ARTICLE AD BOX
loading...
PB PMII mendukung Kortas Tipikor Polri mengusut tiga kasus besar dugaan korupsi. Foto/SIndoNews/isra triansyah
JAKARTA - Pengurus Besar Pergerakan Mahasiswa Islam Indonesia (PB PMII) mendukung Korps Pemberantasan Tindak Pidana Korupsi (Kortas Tipikor) Polri mengusut tiga kasus besar dugaan korupsi. Organisasi kemahasiswaan ini meminta agar tidak ada intervensi dari lembaga mana pun demi menjaga stabilitas keamanan nasional.
Sekretaris Jenderal (Sekjen) PB PMII Ahmad Syahrul Fadhil, menegaskan momentum pemberantasan korupsi nan sedang dilakukan oleh Kortas Tipikor Polri kudu dikawal secara objektif, transparan, dan tanpa intervensi dari pihak mana pun.
"Kami mendukung penuh seluruh upaya pemberantasan korupsi dan penegakan norma nan sedang berjalan. Langkah Kortas Tipikor Polri dalam mengusut tiga kasus korupsi ini adalah sinyal positif nan kudu didukung oleh seluruh komponen bangsa," ujarnya, Kamis (9/7/2026).
Baca juga: Polri Ultimatum Pihak nan Halangi Pengusutan 3 Kasus Korupsi
Menyikapi adanya dugaan keterlibatan pihak tertentu nan menghalangi proses penyidikan, Fadhil secara unik meminta agar siapa pun menghormati kewenangan Polri dan tidak melakukan tindakan nan dapat menghalang proses hukum.

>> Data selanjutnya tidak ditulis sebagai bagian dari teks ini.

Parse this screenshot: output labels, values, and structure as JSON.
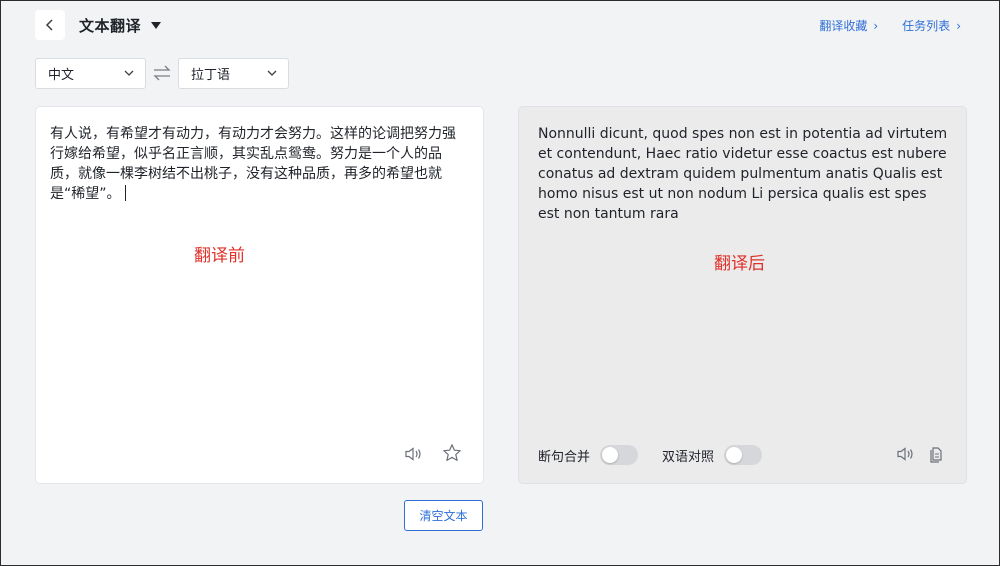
{
  "header": {
    "title": "文本翻译",
    "links": [
      {
        "label": "翻译收藏",
        "chevron": "›"
      },
      {
        "label": "任务列表",
        "chevron": "›"
      }
    ]
  },
  "languages": {
    "source": "中文",
    "target": "拉丁语"
  },
  "source_panel": {
    "text": "有人说，有希望才有动力，有动力才会努力。这样的论调把努力强行嫁给希望，似乎名正言顺，其实乱点鸳鸯。努力是一个人的品质，就像一棵李树结不出桃子，没有这种品质，再多的希望也就是“稀望”。",
    "marker": "翻译前"
  },
  "target_panel": {
    "text": "Nonnulli dicunt, quod spes non est in potentia ad virtutem et contendunt, Haec ratio videtur esse coactus est nubere conatus ad dextram quidem pulmentum anatis Qualis est homo nisus est ut non nodum Li persica qualis est spes est non tantum rara",
    "marker": "翻译后",
    "toggles": [
      {
        "label": "断句合并",
        "on": false
      },
      {
        "label": "双语对照",
        "on": false
      }
    ]
  },
  "actions": {
    "clear_label": "清空文本"
  },
  "colors": {
    "accent": "#2f6fd6",
    "marker": "#e0302a"
  }
}
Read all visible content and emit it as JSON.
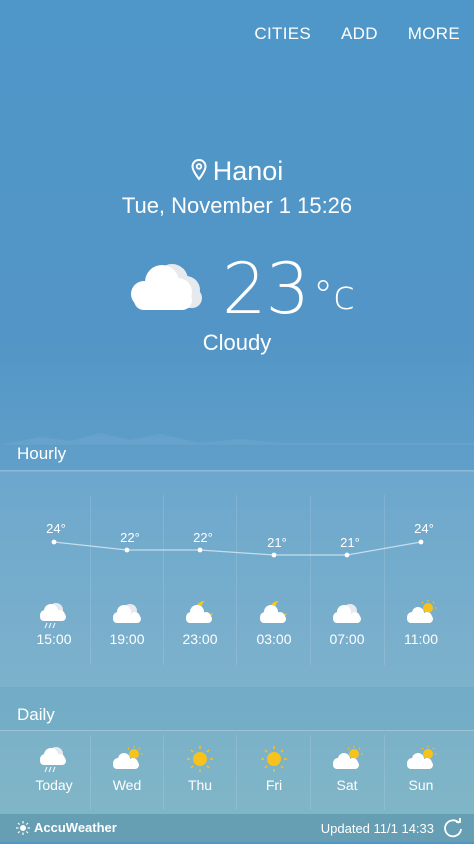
{
  "nav": {
    "cities": "CITIES",
    "add": "ADD",
    "more": "MORE"
  },
  "location": {
    "city": "Hanoi",
    "datetime": "Tue, November 1 15:26"
  },
  "current": {
    "temp": "23",
    "unit": "°c",
    "condition": "Cloudy",
    "icon": "cloudy-icon"
  },
  "hourly": {
    "label": "Hourly",
    "items": [
      {
        "temp": "24°",
        "time": "15:00",
        "icon": "cloud-rain-icon"
      },
      {
        "temp": "22°",
        "time": "19:00",
        "icon": "cloudy-icon"
      },
      {
        "temp": "22°",
        "time": "23:00",
        "icon": "moon-cloud-icon"
      },
      {
        "temp": "21°",
        "time": "03:00",
        "icon": "moon-cloud-icon"
      },
      {
        "temp": "21°",
        "time": "07:00",
        "icon": "cloudy-icon"
      },
      {
        "temp": "24°",
        "time": "11:00",
        "icon": "sun-cloud-icon"
      }
    ]
  },
  "daily": {
    "label": "Daily",
    "items": [
      {
        "day": "Today",
        "icon": "cloud-rain-icon"
      },
      {
        "day": "Wed",
        "icon": "sun-cloud-icon"
      },
      {
        "day": "Thu",
        "icon": "sun-icon"
      },
      {
        "day": "Fri",
        "icon": "sun-icon"
      },
      {
        "day": "Sat",
        "icon": "sun-cloud-icon"
      },
      {
        "day": "Sun",
        "icon": "sun-cloud-icon"
      }
    ]
  },
  "footer": {
    "brand": "AccuWeather",
    "updated": "Updated 11/1  14:33"
  },
  "colors": {
    "sun": "#f7c21c",
    "cloud": "#ffffff",
    "moon": "#f2c624"
  }
}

Menurut Fadhil, netralitas dan kepatuhan norma dari seluruh instansi, termasuk militer, sangat krusial bagi situasi keamanan di dalam negeri.
Lihat video: GELEDAH RESTORAN & MONEY CHANGER! Polisi Amankan Rp60 Miliar Terkait Dugaan Korupsi Jampidsus
"Demi terjaganya stabilitas keamanan nasional, kami meminta dengan tegas agar tidak ada nan mengintervensi alias menghalangi proses norma nan sedang berjalan. Biarkan abdi negara penegak norma bekerja secara profesional," kata Fadhil.
PB PMII menggarisbawahi bahwa penanganan kasus korupsi di Indonesia kudu tetap berpijak pada koridor norma pidana nan berlaku. Fadhil mengingatkan bahwa tidak boleh ada perlakuan unik alias ego sektoral lembaga nan mencederai rasa keadilan masyarakat.
"Tegakkan supremasi sipil di dalam ranah pemberantasan korupsi dan penegakan hukum. Di hadapan hukum, semua penduduk negara mempunyai kedudukan nan sama sebagaimana pengarahan dari bapak Presiden Prabowo," katanya.
PB PMII menyatakan bakal terus memantau jalannya pengusutan ketiga kasus korupsi tersebut dan memastikan proses norma melangkah seadil-adilnya tanpa adanya kompromi politik maupun tekanan.